We always caught fish — lots of fish. Dolphin, grouper, sailfish, barracuda, mackerel. You name it and we caught it. Of all the children, I was the only one who never missed a day on board that diesel-powered, wooden boat.
My sisters Grace and Alice would often take days off to shop with my mom. But not me. Grace in particular had seasickness issues and Lordy did I feel for her. Alice, the second to oldest, was pretty darn hardcore when it came to landing big fish. One year, she won the Miami International Offshore Tournament when she brought in an 84-pound amberjack. Any of you that have ever tangled with an amberjack, otherwise known as a reef donkey, knows that one in the forty-pound range will absolutely kick your butt. Quite honestly, I wouldn’t want to tangle with one that big.
Back on the home front, my third mentor, Capt. Buddy Hester, rolled in from Virginia Beach aboard his boat the “Buddy I” to Palmetto Bay Marina, the island’s first marina. Regarded as the “pioneer of offshore fishing” here, he was something else. An ex-Marine, Buddy was gruff but in the same breath fatherly. Shoeless 12 months of the year and always wearing white coveralls, he busted the offshore fishery here wide open for just about every other offshore captain to follow. My dad became one of his regulars and, because of that, I was treated to countless trips while learning most everything I now know about blue water fishing.
Marlin fishing was big back then and Buddy sure as heck knew how to get them to attack our spread of baits. And bottom fishing?
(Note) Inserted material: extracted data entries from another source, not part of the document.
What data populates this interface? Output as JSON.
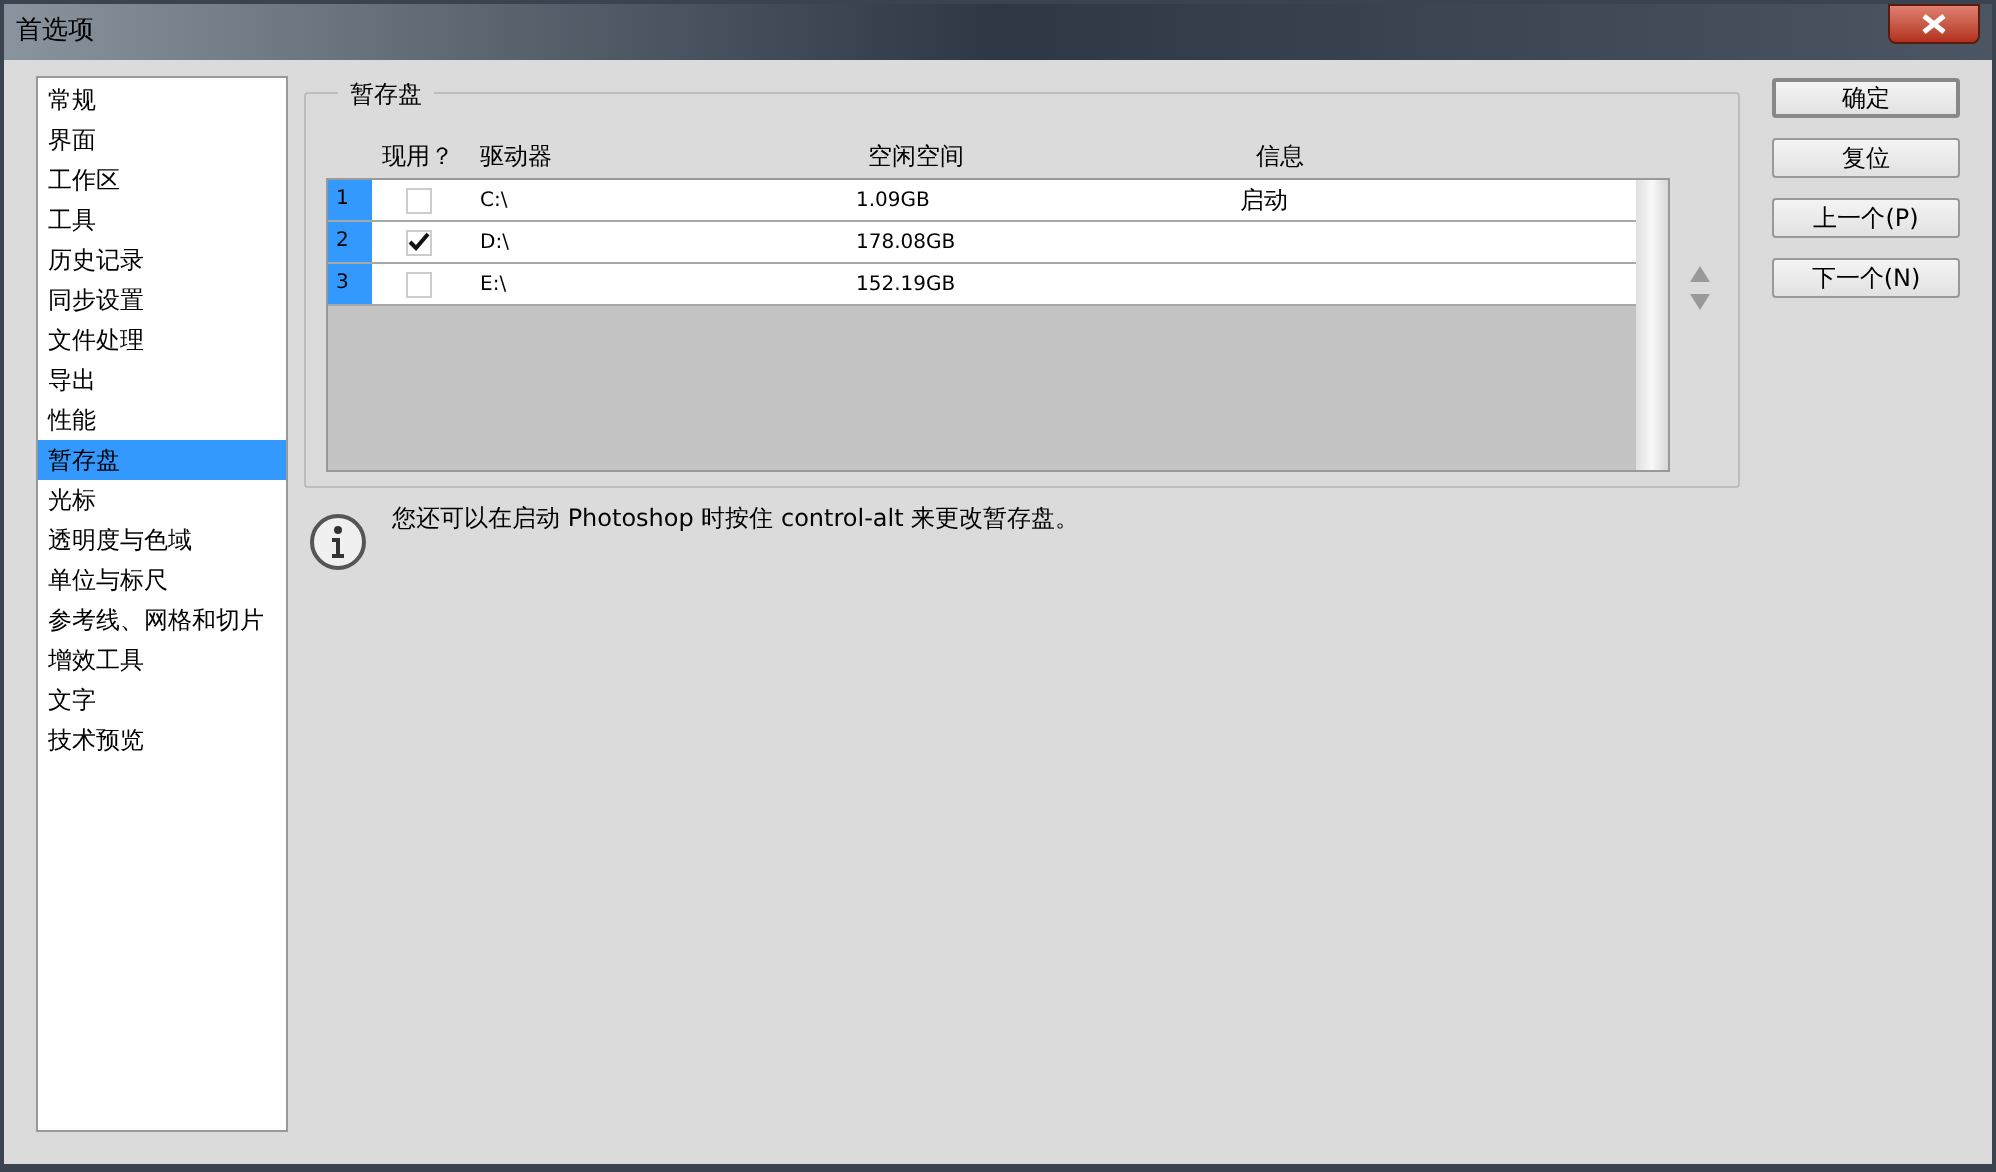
{
  "window": {
    "title": "首选项"
  },
  "sidebar": {
    "items": [
      {
        "label": "常规",
        "selected": false
      },
      {
        "label": "界面",
        "selected": false
      },
      {
        "label": "工作区",
        "selected": false
      },
      {
        "label": "工具",
        "selected": false
      },
      {
        "label": "历史记录",
        "selected": false
      },
      {
        "label": "同步设置",
        "selected": false
      },
      {
        "label": "文件处理",
        "selected": false
      },
      {
        "label": "导出",
        "selected": false
      },
      {
        "label": "性能",
        "selected": false
      },
      {
        "label": "暂存盘",
        "selected": true
      },
      {
        "label": "光标",
        "selected": false
      },
      {
        "label": "透明度与色域",
        "selected": false
      },
      {
        "label": "单位与标尺",
        "selected": false
      },
      {
        "label": "参考线、网格和切片",
        "selected": false
      },
      {
        "label": "增效工具",
        "selected": false
      },
      {
        "label": "文字",
        "selected": false
      },
      {
        "label": "技术预览",
        "selected": false
      }
    ]
  },
  "scratch_disks": {
    "title": "暂存盘",
    "columns": [
      "现用？",
      "驱动器",
      "空闲空间",
      "信息"
    ],
    "rows": [
      {
        "index": "1",
        "active": false,
        "drive": "C:\\",
        "free": "1.09GB",
        "info": "启动"
      },
      {
        "index": "2",
        "active": true,
        "drive": "D:\\",
        "free": "178.08GB"
      },
      {
        "index": "3",
        "active": false,
        "drive": "E:\\",
        "free": "152.19GB"
      }
    ]
  },
  "note": "您还可以在启动 Photoshop 时按住 control-alt 来更改暂存盘。",
  "buttons": [
    {
      "label": "确定",
      "default": true
    },
    {
      "label": "复位",
      "default": false
    },
    {
      "label": "上一个(P)",
      "default": false
    },
    {
      "label": "下一个(N)",
      "default": false
    }
  ]
}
Using primitive navigational equipment, he discovered spots where the giants lurked. I don’t think we every came home without hundreds of pounds of big snapper and monster grouper.
When the “Buddy I” sadly sank during one of those trips, his new boat — aptly named the “Buddy II” — was followed by the “Cloud Nine” and finally the “Elizabeth.” That last boat was built right there on Hilton Head by Graves Boatworks.
I got to fish on every one of those boats, and each time I was able to hone my offshore skills.
Hester’s mate, Dean Jacobs —aka “Bulldog” —taught me some of the finer points about rigging baits like Spanish mackerel and split tail mullet. We didn’t simply have fishing trips but fishing “adventures.”
I still have dreams that replay some of those moments. That is quite amazing considering I rarely know what day it is. My dad, Al and Buddy are all gone, while Bulldog is lazing around in Costa Rica after years mating for local Bubba Carter, probably one of top five billfish captains in the world.
I guess it is who you know that counts. And folks, across the board I knew the best. Each of these three folks has left me a life long debt I can never hope to repay.